My PartsMaster. Mahogany body (I think) Ibanez USA F-2 in the bridge. Brass nut with string lock behind it. Khaler trem. Super sculpted heel. I love it.
It's not exactly a Roundup. It shares the color, fret markers, headstock inlay, G-brand, and leather trim with a Roundup. Where it differs: Pickups - the Roundup typically has Dynasonics where the 6121-FTW has Filtertrons (TV Jones Classics in this case); Tailpiece - the Roundup has a belt buckle stop tail where the 6121-FTW has a Bigsby; the Roundup has a steer head pickguard where the 6121-FTW has a gold "Chet Atkins" pickguard. I replaced my pickguard with the (IMO way cooler) steer head pickguard. I also replaced the Bigsby flat handle with the wire handle.
Found this plexiglas Strat style guitar on ebay for a good price and thought it would be fun to wire up a light show of some sort in it. So, I routed it for a 9v battery compartment and added a few multicolor LED's that step through 5 colors and one random flash mode with a single momentary switch. Here it is in daylight and a semi-darkend room shown with 3 of the available colors. I was still gigging at the time I made this and the general public got a real kick out of it when I played it on stage.

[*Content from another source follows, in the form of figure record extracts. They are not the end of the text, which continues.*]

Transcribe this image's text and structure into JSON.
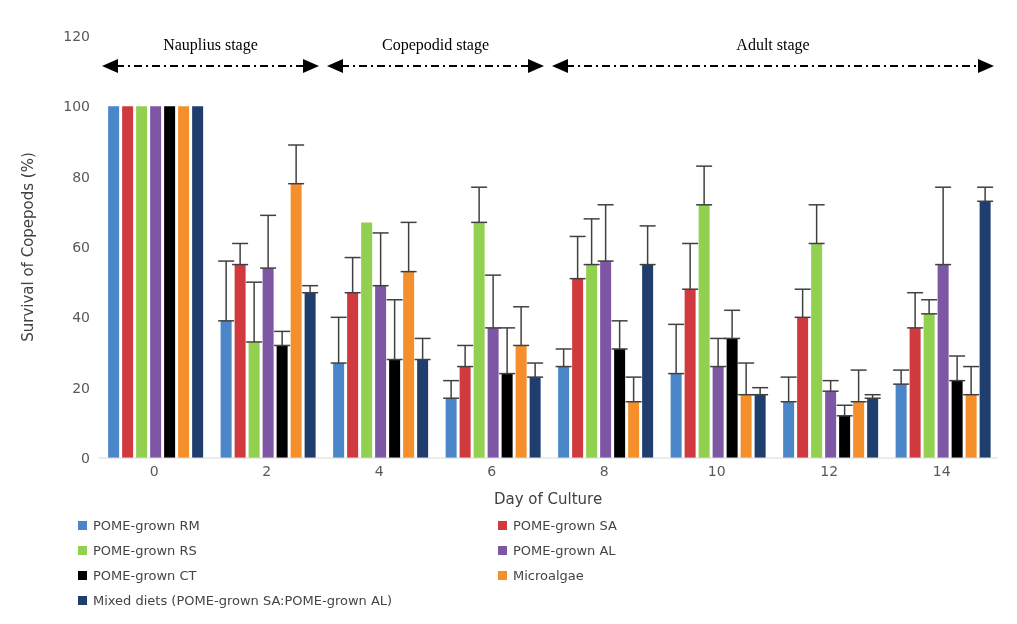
{
  "chart_data": {
    "type": "bar",
    "xlabel": "Day of Culture",
    "ylabel": "Survival of Copepods (%)",
    "categories": [
      "0",
      "2",
      "4",
      "6",
      "8",
      "10",
      "12",
      "14"
    ],
    "ylim": [
      0,
      120
    ],
    "yticks": [
      0,
      20,
      40,
      60,
      80,
      100,
      120
    ],
    "grid": false,
    "legend": "bottom",
    "annotations": [
      "Nauplius stage",
      "Copepodid stage",
      "Adult stage"
    ],
    "series": [
      {
        "name": "POME-grown RM",
        "color": "#4a86c8",
        "values": [
          100,
          39,
          27,
          17,
          26,
          24,
          16,
          21
        ],
        "errors": [
          null,
          [
            39,
            56
          ],
          [
            27,
            40
          ],
          [
            17,
            22
          ],
          [
            26,
            31
          ],
          [
            24,
            38
          ],
          [
            16,
            23
          ],
          [
            21,
            25
          ]
        ]
      },
      {
        "name": "POME-grown SA",
        "color": "#d0393e",
        "values": [
          100,
          55,
          47,
          26,
          51,
          48,
          40,
          37
        ],
        "errors": [
          null,
          [
            55,
            61
          ],
          [
            47,
            57
          ],
          [
            26,
            32
          ],
          [
            51,
            63
          ],
          [
            48,
            61
          ],
          [
            40,
            48
          ],
          [
            37,
            47
          ]
        ]
      },
      {
        "name": "POME-grown RS",
        "color": "#92d050",
        "values": [
          100,
          33,
          67,
          67,
          55,
          72,
          61,
          41
        ],
        "errors": [
          null,
          [
            33,
            50
          ],
          null,
          [
            67,
            77
          ],
          [
            55,
            68
          ],
          [
            72,
            83
          ],
          [
            61,
            72
          ],
          [
            41,
            45
          ]
        ]
      },
      {
        "name": "POME-grown AL",
        "color": "#7e57a4",
        "values": [
          100,
          54,
          49,
          37,
          56,
          26,
          19,
          55
        ],
        "errors": [
          null,
          [
            54,
            69
          ],
          [
            49,
            64
          ],
          [
            37,
            52
          ],
          [
            56,
            72
          ],
          [
            26,
            34
          ],
          [
            19,
            22
          ],
          [
            55,
            77
          ]
        ]
      },
      {
        "name": "POME-grown CT",
        "color": "#000000",
        "values": [
          100,
          32,
          28,
          24,
          31,
          34,
          12,
          22
        ],
        "errors": [
          null,
          [
            32,
            36
          ],
          [
            28,
            45
          ],
          [
            24,
            37
          ],
          [
            31,
            39
          ],
          [
            34,
            42
          ],
          [
            12,
            15
          ],
          [
            22,
            29
          ]
        ]
      },
      {
        "name": "Microalgae",
        "color": "#f58f2c",
        "values": [
          100,
          78,
          53,
          32,
          16,
          18,
          16,
          18
        ],
        "errors": [
          null,
          [
            78,
            89
          ],
          [
            53,
            67
          ],
          [
            32,
            43
          ],
          [
            16,
            23
          ],
          [
            18,
            27
          ],
          [
            16,
            25
          ],
          [
            18,
            26
          ]
        ]
      },
      {
        "name": "Mixed diets (POME-grown SA:POME-grown AL)",
        "color": "#1f3e6e",
        "values": [
          100,
          47,
          28,
          23,
          55,
          18,
          17,
          73
        ],
        "errors": [
          null,
          [
            47,
            49
          ],
          [
            28,
            34
          ],
          [
            23,
            27
          ],
          [
            55,
            66
          ],
          [
            18,
            20
          ],
          [
            17,
            18
          ],
          [
            73,
            77
          ]
        ]
      }
    ]
  }
}
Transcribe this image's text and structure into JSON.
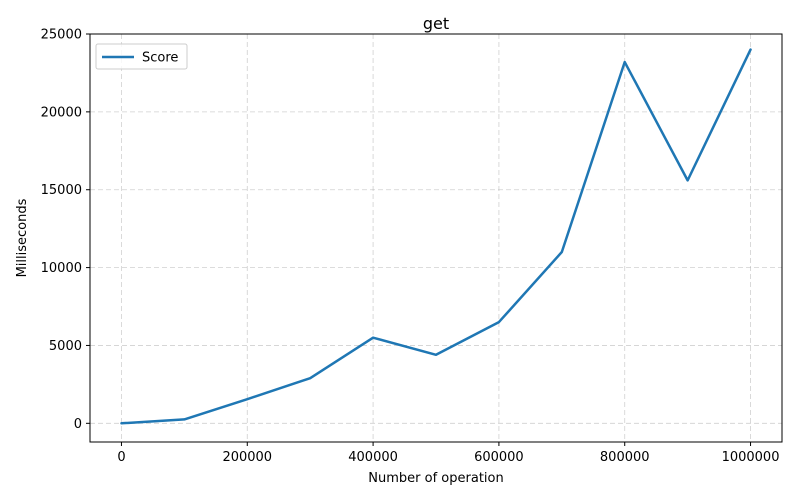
{
  "chart_data": {
    "type": "line",
    "title": "get",
    "xlabel": "Number of operation",
    "ylabel": "Milliseconds",
    "x": [
      0,
      100000,
      200000,
      300000,
      400000,
      500000,
      600000,
      700000,
      800000,
      900000,
      1000000
    ],
    "series": [
      {
        "name": "Score",
        "color": "#1f77b4",
        "values": [
          0,
          250,
          1550,
          2900,
          5500,
          4400,
          6500,
          11000,
          23200,
          15600,
          24000
        ]
      }
    ],
    "xlim": [
      -50000,
      1050000
    ],
    "ylim": [
      -1200,
      25000
    ],
    "xticks": [
      0,
      200000,
      400000,
      600000,
      800000,
      1000000
    ],
    "xtick_labels": [
      "0",
      "200000",
      "400000",
      "600000",
      "800000",
      "1000000"
    ],
    "yticks": [
      0,
      5000,
      10000,
      15000,
      20000,
      25000
    ],
    "ytick_labels": [
      "0",
      "5000",
      "10000",
      "15000",
      "20000",
      "25000"
    ],
    "grid": true,
    "legend_position": "upper-left"
  }
}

My rather obscure Lindberg Carolina, made by Rodebald Hoyer in Germany in the mid 60s. Originally a red burst, now gloriously faded so that it looks spattered in blood.
A Les Paul Professional from 1970. 'Hey, Les, have you seen loads of people are playing your guitar? We should really think about a reissue!' 'That old heap of junk? You should let me design you a real guitar!'
I can't resist making weird stuff as well. How about a guitar that matches your snakeskin boots?
And, for complete obscurity, a five string tenor version:
It's clockwork! A copy of a 1820s Staufer I made in college - the key raises or lowers the action.